Jordan dashed to the bar and pressed the transmit button.
“Which one?”
“The Samson. But it’s fucked up.”
“What do you mean?” In the ba
ckground, behind Lachance’s confused words and the sounds of chaos from the bridge, Hoop heard static-tinged screaming. He and Jordan locked eyes.
Then they ran, and Baxter followed.
* * *
The Marion was a big ship, far more suited to massive deep-ore mining than trimonite extrusion, and it took them a few minutes to make their way to the bridge. Along the curved corridor that wound around the accommodations hub, then up three levels by elevator. By the time they bumped into Garcia and Kasyanov, everyone else was there.
“What’s going on?” Jordan demanded. Baxter rushed across to the communications center, and Lachance stood gratefully to vacate his chair. Baxter slipped on a pair of headphones, and his left hand hovered over an array of dials and switches.
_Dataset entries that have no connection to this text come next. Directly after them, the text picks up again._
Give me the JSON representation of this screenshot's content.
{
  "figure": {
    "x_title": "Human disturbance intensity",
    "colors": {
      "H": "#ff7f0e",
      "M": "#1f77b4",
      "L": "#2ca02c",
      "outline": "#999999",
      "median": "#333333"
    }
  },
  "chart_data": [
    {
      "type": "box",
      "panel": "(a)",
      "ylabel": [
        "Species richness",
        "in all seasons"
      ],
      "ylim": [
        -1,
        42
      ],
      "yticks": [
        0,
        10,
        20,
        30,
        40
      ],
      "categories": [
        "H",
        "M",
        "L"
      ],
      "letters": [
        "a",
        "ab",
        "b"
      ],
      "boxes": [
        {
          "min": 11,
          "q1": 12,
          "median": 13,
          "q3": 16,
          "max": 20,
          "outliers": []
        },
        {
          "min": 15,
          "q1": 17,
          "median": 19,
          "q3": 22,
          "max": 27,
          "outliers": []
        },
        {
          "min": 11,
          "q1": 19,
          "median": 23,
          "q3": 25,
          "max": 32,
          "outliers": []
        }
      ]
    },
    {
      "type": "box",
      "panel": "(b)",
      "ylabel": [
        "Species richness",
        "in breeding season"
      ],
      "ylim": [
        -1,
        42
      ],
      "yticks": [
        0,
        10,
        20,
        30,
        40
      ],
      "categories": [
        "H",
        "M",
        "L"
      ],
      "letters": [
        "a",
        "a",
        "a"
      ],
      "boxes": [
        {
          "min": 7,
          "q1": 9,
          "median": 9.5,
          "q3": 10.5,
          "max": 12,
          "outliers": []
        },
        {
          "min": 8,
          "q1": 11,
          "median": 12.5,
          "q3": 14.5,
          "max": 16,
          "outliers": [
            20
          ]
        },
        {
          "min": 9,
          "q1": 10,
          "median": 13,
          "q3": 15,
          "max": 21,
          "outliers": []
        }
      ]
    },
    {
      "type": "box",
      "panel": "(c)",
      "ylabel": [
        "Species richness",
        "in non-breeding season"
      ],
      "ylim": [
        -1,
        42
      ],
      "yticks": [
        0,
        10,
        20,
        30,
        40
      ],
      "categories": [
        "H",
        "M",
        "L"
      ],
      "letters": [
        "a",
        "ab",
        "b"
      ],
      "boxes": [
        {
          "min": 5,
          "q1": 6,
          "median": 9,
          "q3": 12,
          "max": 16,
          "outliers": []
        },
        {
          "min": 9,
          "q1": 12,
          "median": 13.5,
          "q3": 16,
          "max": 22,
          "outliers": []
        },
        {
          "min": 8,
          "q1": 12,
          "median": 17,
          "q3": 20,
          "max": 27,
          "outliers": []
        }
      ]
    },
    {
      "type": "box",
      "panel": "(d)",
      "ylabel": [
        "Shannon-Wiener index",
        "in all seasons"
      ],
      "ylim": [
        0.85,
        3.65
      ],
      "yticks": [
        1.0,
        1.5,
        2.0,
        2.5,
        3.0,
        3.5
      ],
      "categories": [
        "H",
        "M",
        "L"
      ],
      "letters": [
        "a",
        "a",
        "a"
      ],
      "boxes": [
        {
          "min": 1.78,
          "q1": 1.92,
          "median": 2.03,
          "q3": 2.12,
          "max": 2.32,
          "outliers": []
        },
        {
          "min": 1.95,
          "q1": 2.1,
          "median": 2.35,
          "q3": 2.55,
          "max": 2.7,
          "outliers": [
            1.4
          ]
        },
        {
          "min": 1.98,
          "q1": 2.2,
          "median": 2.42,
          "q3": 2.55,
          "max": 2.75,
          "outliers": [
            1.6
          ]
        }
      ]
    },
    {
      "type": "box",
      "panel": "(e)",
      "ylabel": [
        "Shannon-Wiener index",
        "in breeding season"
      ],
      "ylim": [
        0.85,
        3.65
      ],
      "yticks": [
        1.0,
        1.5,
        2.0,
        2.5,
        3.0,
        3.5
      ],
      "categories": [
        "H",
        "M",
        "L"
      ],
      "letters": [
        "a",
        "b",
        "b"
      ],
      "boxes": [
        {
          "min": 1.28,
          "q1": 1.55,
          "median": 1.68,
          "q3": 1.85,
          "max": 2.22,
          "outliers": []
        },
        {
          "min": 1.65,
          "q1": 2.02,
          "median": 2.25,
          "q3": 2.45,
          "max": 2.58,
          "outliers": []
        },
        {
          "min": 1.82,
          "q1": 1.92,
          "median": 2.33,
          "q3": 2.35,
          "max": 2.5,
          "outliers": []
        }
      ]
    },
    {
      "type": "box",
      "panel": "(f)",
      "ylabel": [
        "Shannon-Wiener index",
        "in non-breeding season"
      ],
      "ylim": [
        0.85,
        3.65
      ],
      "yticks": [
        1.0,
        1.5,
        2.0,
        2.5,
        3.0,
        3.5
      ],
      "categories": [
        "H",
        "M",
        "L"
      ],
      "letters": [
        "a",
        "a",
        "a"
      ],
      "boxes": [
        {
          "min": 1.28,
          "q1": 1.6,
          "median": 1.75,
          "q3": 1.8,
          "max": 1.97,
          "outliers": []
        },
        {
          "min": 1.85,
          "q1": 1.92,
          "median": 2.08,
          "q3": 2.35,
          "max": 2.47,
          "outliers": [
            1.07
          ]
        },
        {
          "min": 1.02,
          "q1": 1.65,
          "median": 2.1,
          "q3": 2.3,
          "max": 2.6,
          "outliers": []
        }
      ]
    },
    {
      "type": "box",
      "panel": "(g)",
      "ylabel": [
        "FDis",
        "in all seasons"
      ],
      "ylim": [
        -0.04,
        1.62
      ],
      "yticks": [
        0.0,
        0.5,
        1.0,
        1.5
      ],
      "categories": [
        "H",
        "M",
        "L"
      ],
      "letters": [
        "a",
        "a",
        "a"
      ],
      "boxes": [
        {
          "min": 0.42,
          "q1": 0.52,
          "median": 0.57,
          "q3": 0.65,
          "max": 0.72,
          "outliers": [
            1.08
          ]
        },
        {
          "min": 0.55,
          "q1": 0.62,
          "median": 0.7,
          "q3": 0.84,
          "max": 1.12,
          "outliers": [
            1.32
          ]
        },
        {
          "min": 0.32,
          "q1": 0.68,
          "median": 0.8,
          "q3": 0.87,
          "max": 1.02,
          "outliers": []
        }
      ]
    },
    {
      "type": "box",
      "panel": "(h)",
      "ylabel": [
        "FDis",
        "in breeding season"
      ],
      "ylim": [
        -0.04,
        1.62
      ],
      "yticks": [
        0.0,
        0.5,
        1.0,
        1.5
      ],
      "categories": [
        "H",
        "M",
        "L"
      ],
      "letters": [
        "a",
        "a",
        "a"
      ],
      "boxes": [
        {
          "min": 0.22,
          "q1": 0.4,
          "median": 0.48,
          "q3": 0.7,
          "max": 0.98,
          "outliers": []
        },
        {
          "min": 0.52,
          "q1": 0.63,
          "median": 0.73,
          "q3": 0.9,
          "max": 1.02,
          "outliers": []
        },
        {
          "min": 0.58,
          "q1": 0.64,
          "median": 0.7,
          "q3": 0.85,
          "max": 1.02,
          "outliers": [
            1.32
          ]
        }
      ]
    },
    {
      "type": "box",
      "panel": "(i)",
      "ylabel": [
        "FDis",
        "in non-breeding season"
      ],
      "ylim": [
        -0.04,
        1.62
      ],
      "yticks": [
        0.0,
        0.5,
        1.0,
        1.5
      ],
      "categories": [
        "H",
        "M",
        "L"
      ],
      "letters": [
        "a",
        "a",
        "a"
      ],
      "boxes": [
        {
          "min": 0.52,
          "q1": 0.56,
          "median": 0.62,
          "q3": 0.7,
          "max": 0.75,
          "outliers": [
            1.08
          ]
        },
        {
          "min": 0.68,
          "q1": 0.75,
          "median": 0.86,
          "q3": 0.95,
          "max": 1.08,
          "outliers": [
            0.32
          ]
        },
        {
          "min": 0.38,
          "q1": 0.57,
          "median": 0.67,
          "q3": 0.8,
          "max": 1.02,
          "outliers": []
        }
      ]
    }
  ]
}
“Heard something coming through static a few minutes ago,” Lachance said. “The higher they climb, the clearer it gets.” They called him “No-Chance” Lachance because of his laconic pessimism, but in truth he was one of the most level-headed among them. Now, Hoop could see by his expression that something had him very rattled.
From loudspeakers around the bridge, frantic breathing crackled.
“Samson, Captain Jordan is now on the bridge,” Baxter said. “Please give us your—”
“I don’t have time to fucking give you anything, just get the med pods fired up!” The voice was so distorted that they couldn’t tell who it was.
Jordan grabbed a headset from beside Baxter. Hoop looked around at the others, all of them standing around the communications area. The bridge was large, but they were all bunched in close. They showed the tension they had to be feeling, even the usually unflappable science officer, Karen Sneddon. The thin, severe-faced woman had been to more planets, asteroids, and moons than all of them put together. But there was fear in her eyes.
“Samson, this is Captain Jordan. What’s happening? What’s going on down at the mine?”
“... creatures! We’ve—”
The contact cut out abruptly, leaving the bridge ringingly silent.
Wide viewing windows looked out onto the familiar view of space and an arc of the planet below, as if nothing had changed. The low-level hum of machinery was complemented by agitated breathing.